Talwalkar JA et al. (2007) Tacrolimus for the treatment of primary sclerosing cholangitis. Liver Int 27: 451–453

In light of the promising results of a pilot study, Talwalkar et al. investigated whether or not tacrolimus is indeed safe and efficacious in patients with primary sclerosing cholangitis (PSC).

Sixteen PSC patients with serum alkaline phosphatase levels at least 1.5 times the upper limit of normal were enrolled in this open-label phase II trial. Participants received tacrolimus 0.05 mg/kg twice daily (target whole-blood concentration 3–7 ng/ml) for 1 year. The tacrolimus dose was adjusted at least once in nine of the participants based on their whole-blood tacrolimus concentration, serum creatinine level or drug-related adverse events reported.

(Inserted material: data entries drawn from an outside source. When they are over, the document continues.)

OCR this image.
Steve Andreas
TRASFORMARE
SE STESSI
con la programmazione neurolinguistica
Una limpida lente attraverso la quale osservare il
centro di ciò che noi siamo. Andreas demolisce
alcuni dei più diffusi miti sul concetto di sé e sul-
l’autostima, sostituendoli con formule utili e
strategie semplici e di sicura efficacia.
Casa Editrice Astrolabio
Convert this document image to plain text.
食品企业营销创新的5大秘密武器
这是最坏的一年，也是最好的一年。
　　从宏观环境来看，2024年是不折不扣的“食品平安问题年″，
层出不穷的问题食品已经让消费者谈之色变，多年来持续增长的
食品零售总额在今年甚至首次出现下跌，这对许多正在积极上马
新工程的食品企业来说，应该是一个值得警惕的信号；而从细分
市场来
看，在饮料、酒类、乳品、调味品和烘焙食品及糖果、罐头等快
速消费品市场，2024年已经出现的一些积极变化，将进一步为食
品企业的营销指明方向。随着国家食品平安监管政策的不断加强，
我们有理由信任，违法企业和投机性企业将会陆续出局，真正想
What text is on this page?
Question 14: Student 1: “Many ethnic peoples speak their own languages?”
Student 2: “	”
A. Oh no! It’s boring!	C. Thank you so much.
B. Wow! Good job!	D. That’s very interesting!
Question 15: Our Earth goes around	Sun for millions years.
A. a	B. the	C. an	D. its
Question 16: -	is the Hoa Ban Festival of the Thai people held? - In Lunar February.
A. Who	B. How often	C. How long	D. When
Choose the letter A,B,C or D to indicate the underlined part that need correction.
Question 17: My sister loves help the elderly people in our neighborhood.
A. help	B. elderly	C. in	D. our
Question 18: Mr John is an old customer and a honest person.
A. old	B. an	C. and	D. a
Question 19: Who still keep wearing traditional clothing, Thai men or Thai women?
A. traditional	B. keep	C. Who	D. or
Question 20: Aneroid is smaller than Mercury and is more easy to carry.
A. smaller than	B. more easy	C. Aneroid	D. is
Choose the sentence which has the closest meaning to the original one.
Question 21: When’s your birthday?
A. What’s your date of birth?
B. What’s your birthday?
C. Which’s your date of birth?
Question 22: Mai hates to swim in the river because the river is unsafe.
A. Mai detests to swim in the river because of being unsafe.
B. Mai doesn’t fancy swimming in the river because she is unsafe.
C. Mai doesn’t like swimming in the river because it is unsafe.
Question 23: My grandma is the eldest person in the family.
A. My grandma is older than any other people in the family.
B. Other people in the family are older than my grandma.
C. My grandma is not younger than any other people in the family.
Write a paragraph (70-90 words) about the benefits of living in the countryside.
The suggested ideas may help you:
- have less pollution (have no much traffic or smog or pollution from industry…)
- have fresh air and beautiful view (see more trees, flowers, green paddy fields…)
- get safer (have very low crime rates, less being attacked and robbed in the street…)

Drug-related adverse events were observed in 13 participants. There were eight participants who failed to complete the treatment: five withdrew owing to drug-related adverse effects, two failed to take the drug after enrolment and one died in an accident. A statistically and clinically significant reduction in the median serum alkaline phosphatase level (903 vs 483, P = 0.0001) was observed in the eight patients who completed treatment, and there was a statistically but not clinically significant reduction in the median aspartate aminotransferase level (88 vs 78, P = 0.002). No statistically or clinically significant reductions in total bilirubin or albumin levels were observed.

Although these findings confirm that tacrolimus improves the serum alkaline phosphatase level in patients with PSC, the authors suggest that the clinical benefit of tacrolimus is limited due to poor patient tolerance.